Heute dreht die Berliner Künstlerin Ikkimel mit ihrem neuesten Release „KINK“ die Ikkimel Kink Clubnacht einmal komplett auf links. Der Track ist eine kompromisslose Ansage an alle, die im Club nach Regeln suchen – außer nach denen von „Mami“. Mit einer Mischung aus Provokation und maximaler Energie füllt die Ikkimel Kink Clubnacht die Lücke zwischen sexpositivem Lifestyle und hartem Techno-Sound. Ikkimel bleibt sich dabei treu: laut, frech und absolut grenzgängerisch. Der Song spielt mit Machtfantasien und räumt mit Kinkshaming endgültig auf. Wer in den verschwitzten Kellern Berlins überleben will, muss sich auf dieses Tempo einlassen. Es ist der nächste logische Schritt für eine Künstlerin, die den Untergrund der Hauptstadt wie keine zweite verkörpert.
Berliner Schnauze trifft auf Techno-Beats
Die 22-jährige Ikkimel ist ein echtes Gewächs aus Tempelhof. Sie hat die Clublandschaft Berlins schon durchgespielt, bevor andere überhaupt zugezogen sind. Diese Authentizität hört man in jeder Zeile ihres neuen Tracks. In ihrer Brust schlagen zwei Herzen: die rougher Berliner Rap-Schule und die Liebe zu Psytrance-Dancefloors. Diese Sozialisation führt zu einem einzigartigen Stilmix. Zwischen Freestyle-Sessions und Detroit-Electro hat sie ihren eigenen Punk gefunden. „KINK“ ist das Ergebnis dieser jahrelangen Suche nach dem perfekten, anarchischen Soundbild. Hier treffen Memphis-Cowbells auf Uptempo-Bass-Geballer, das keinen Stillstand zulässt. Es ist Musik, die keine Rücksicht auf Konventionen nimmt und genau deshalb so gut funktioniert.

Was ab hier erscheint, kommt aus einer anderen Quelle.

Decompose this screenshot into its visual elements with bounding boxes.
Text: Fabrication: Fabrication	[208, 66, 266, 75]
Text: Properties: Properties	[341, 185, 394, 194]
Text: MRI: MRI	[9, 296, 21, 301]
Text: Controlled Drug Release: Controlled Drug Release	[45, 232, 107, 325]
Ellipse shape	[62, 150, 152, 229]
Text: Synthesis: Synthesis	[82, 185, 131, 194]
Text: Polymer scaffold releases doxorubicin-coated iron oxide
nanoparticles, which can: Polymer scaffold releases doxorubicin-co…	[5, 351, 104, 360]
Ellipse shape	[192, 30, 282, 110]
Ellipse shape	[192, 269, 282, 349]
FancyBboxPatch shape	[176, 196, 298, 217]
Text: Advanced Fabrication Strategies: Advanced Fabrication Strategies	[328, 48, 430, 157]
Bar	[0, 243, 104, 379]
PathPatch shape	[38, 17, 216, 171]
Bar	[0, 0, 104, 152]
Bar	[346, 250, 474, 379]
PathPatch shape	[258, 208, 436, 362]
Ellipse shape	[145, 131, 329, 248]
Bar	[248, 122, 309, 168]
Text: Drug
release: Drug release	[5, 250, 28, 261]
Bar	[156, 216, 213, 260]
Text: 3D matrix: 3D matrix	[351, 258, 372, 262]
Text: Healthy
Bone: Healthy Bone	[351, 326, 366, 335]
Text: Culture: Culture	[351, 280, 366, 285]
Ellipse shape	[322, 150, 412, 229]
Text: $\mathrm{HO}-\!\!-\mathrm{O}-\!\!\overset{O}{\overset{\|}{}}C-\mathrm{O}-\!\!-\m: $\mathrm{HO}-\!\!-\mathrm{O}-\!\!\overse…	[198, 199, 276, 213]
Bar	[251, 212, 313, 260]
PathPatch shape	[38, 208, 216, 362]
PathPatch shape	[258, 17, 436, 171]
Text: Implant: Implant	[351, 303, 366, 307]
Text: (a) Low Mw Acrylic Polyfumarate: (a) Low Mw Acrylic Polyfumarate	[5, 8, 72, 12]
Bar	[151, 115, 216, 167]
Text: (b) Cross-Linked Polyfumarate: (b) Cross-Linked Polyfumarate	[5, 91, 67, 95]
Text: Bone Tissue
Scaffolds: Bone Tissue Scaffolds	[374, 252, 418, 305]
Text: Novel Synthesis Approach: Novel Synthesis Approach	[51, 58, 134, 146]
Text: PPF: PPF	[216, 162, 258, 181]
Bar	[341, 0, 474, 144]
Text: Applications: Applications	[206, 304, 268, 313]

Anarchische Attitüde und stilbewusster Spagat
Ikkimel ist sichtlich gelangweilt von der aktuellen Deutschrap-Szene. Zusammen mit Producern wie Sascha Urlaub und flaco giaco wagt sie den Spagat zwischen Hip-Hop und Hyperpop. In ihrer Welt ist buchstäblich alles erlaubt, solange es knallt. Die Texte sind flapsig, explizit und entwaffnend ehrlich. Ihr Bildwerk aus pinken Sturmhauben und „Alice im Wunderland“-Ästhetik unterstreicht diesen experimentellen Ansatz. Schon mit ihrer Debüt-EP „ASZENDENT BITCH“ setzte sie 2023 ein deutliches Ausrufezeichen. Mit der neuen Single festigt sie ihren Status als Anführerin einer neuen, wilden Generation. Die Energie der Nacht wird hier nicht nur besungen, sondern regelrecht eingefangen und dekonstruiert.
Sexpositiv und kompromisslos: Wer ist Mami?
Im Zentrum des neuen Tracks steht die Figur der „Mami“. Sie ist es, die im Club das Sagen hat und die Rollenbilder nach Belieben verdreht. Ikkimel nutzt diese Figur, um über Selbstbestimmung und Dominanzspiele zu rappen. Dabei verliert sie nie ihren Humor und das typische Augenzwinkern. Der Track ist gemacht für Momente zwischen Stroboskoplicht und totalem Exzess. Er ist ein Plädoyer für Freiheit auf dem Dancefloor und gegen jede Form von Verurteilung. Die Zusammenarbeit mit verschiedenen Untergrund-Producern sorgt für ein Soundbild, das gleichzeitig trashig und hochmodern klingt. „KINK“ ist mehr als ein Song; es ist ein Lebensgefühl, das die Berliner Nächte im Jahr 2026 perfekt zusammenfasst.